Metazoa Dataset - Pas-Kapli/CoME-Tutorials GitHub Wiki
Previous steps
The transcriptomes were assembled de novo from the retrieved transcriptome samples using the Trinity pipeline (Grabherr et al., 2011) . Protein coding regions were extracted from each assembly using TransDecoder (Haas et al. 2013, https://github.com/TransDecoder), as follows: i) initially, Open Reading Frames (ORFs) of minimum 100 amino acids were predicted, ii) subsequently, they were scanned against the Pfam (Finn et al. 2016) and the Uniprot (The UniProt Consortium, 2017) databases and iii) finally, the likely coding sequences (CDs) were predicted, making sure that the peptides with either a blast or pfam hit were retained kept in the final set of CDs.
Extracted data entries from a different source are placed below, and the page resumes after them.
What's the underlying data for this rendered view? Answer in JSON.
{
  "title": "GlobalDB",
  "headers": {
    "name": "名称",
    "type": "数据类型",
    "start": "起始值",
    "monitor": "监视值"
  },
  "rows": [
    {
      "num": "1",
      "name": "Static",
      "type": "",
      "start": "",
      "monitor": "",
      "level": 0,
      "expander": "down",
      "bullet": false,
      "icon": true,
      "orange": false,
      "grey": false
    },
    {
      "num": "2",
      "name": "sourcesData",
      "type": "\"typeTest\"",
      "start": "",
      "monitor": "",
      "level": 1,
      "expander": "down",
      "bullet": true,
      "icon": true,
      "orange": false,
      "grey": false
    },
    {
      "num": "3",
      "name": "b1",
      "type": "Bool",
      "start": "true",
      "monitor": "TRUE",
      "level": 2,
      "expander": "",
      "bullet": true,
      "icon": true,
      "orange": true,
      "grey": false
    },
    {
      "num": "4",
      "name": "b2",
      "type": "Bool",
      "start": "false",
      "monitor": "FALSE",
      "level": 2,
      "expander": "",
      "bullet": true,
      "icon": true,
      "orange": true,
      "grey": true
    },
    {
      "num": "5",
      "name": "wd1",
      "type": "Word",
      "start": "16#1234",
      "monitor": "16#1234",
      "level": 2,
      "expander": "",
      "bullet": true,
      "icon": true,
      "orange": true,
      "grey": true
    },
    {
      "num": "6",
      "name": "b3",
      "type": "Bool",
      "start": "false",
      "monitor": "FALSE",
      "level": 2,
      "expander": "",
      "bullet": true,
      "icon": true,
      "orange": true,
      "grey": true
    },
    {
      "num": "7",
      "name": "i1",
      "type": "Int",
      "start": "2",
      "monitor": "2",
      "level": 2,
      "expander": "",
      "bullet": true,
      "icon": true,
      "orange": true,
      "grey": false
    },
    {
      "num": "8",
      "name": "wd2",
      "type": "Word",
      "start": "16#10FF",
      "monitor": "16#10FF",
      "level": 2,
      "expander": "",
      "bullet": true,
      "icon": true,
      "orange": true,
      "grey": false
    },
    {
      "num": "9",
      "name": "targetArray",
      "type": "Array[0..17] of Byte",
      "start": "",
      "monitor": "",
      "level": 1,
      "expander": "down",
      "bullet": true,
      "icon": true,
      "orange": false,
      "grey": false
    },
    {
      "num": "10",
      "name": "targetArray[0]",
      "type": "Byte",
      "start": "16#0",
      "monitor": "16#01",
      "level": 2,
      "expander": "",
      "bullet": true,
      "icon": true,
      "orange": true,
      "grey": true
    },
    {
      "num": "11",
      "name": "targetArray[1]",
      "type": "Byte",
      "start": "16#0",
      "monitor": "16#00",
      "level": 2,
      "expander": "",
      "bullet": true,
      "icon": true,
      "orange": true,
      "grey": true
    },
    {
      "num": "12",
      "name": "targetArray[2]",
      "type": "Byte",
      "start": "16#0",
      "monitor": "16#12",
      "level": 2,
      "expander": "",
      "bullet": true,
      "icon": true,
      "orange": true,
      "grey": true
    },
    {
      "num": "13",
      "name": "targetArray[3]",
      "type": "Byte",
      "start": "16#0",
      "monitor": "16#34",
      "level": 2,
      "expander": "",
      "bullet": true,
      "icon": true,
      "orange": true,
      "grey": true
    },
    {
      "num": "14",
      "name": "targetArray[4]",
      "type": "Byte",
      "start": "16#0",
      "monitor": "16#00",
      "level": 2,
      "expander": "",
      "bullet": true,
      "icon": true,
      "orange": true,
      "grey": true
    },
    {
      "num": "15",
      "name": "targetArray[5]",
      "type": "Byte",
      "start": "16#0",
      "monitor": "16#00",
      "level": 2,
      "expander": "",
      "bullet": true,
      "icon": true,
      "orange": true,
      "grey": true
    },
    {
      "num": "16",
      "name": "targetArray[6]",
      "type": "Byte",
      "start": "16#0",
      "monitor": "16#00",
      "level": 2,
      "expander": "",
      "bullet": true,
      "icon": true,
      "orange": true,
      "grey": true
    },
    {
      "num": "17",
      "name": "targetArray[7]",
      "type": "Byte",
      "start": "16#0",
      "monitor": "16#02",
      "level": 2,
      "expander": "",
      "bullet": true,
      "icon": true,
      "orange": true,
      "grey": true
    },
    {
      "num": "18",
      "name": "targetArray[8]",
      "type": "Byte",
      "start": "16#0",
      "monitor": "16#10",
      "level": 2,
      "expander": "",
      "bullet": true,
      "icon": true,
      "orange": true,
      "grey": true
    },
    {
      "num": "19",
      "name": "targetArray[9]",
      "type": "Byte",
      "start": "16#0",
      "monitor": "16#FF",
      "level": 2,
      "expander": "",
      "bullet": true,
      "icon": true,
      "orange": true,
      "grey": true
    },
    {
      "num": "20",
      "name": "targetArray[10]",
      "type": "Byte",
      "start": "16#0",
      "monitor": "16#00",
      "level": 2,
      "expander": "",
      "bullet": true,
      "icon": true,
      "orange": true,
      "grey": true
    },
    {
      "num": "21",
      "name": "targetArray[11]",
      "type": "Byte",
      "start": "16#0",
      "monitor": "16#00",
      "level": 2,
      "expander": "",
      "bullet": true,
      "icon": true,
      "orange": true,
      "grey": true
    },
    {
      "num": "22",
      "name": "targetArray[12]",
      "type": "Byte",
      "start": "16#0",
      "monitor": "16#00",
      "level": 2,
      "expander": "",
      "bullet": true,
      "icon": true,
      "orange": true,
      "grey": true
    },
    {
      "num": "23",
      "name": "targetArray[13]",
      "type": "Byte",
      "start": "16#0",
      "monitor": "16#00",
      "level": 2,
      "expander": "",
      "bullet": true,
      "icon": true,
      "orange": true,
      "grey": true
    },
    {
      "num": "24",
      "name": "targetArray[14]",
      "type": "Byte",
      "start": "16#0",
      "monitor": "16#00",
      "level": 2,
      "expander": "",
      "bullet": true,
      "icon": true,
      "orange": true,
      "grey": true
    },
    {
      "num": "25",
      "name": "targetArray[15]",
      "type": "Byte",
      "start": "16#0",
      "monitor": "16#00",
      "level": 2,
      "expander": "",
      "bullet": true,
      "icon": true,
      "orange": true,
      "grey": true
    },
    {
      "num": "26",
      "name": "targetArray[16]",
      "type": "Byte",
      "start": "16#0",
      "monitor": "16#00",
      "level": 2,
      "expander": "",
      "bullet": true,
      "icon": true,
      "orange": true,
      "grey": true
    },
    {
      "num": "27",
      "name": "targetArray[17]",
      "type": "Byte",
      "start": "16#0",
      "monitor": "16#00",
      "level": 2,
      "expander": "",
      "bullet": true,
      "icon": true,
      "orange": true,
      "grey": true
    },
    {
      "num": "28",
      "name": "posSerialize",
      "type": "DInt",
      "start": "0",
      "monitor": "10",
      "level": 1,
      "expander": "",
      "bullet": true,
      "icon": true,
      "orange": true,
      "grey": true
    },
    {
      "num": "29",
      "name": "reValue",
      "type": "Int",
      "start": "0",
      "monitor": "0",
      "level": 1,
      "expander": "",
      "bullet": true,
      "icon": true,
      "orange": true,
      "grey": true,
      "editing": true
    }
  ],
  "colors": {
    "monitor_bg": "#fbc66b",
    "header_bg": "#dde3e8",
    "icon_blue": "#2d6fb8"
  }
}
To identify orthologous genes among the 98 transcriptome samples we used a pipeline called "Forty-Two" (available as a Bitbucket repository https://bitbucket.org/dbaurain/42/). In a single run, the pipeline attempts to enrich a given multiple sequence alignment (MSA) with corresponding orthologous sequences from a single or multiple transcriptome samples. Forty-two uses a multiple Best Reciprocal Hit (multi-BRH) strategy.
The alignment of each orthologous group was carried out with the mafft-linsi approach.